Alles dürfen Schweizer Diplomaten nicht. Sie halten sich an geltendes Recht und informelle Normen. Und an die Ziele der Schweizer Aussenpolitik. Schwammiger wird es bei den Mitteln: «Vertretbar» müssen sie sein. Vertretbar wie die Villa-Lösung für Burundis Präsident. «Villa-Lösung», auch Parkplatzlösung genannt, ist Diplomatenjargon für «Exil».

Eine solche Lösung sucht die Dip­lomatie für den syrischen Präsidenten Assad. Alle sind sich einig: Er muss weg. Um jeden Preis. Freiwillig tritt er nicht ab. Es wäre sein Todesurteil. «Der Krieg ist seine Überlebenslösung», sagt ein Diplomat. «Jetzt braucht Assad eine andere Lösung, die ihn am Leben hält.» Nach der suchen die Dip­lomaten. Was sie finden, kann durchaus schmutzig sein.

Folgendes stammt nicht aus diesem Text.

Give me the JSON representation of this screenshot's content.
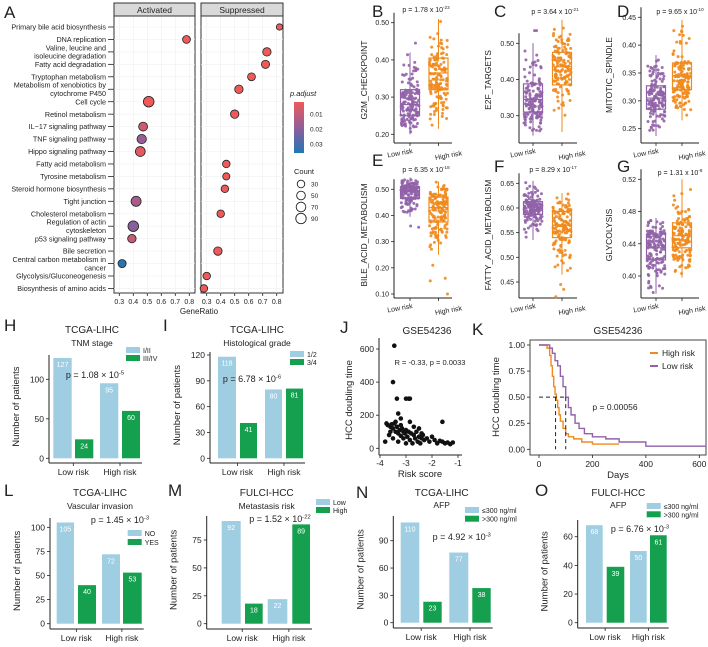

«Er wollte mich bestechen»
Der Präsident von Burundi, Pierre Nkurunziza (Bild, links), kommentiert Sepp Blatters geheime Mis­sion. Der Fifa-Präsident hatte ihm einen Job bei der Fifa angeboten – falls er abtrete. «Er glaubte, Blatter wolle ihn bestechen und in eine Falle locken», sagte gestern Burundis Regierungssprecher ­Willy Nyamitwe. «Deshalb lehnte er ab.» Nkurunzizas Instinkt war richtig: Wenige Wochen nach Blatters Angebot musste der Fussballboss selbst zurücktreten. Burundi versinkt im Chaos. Streitereien um Nkurunzizas Wiederwahl kosteten 400 Menschen­leben. Seither sollen seine Folterer 600 Opfer malträtiert haben.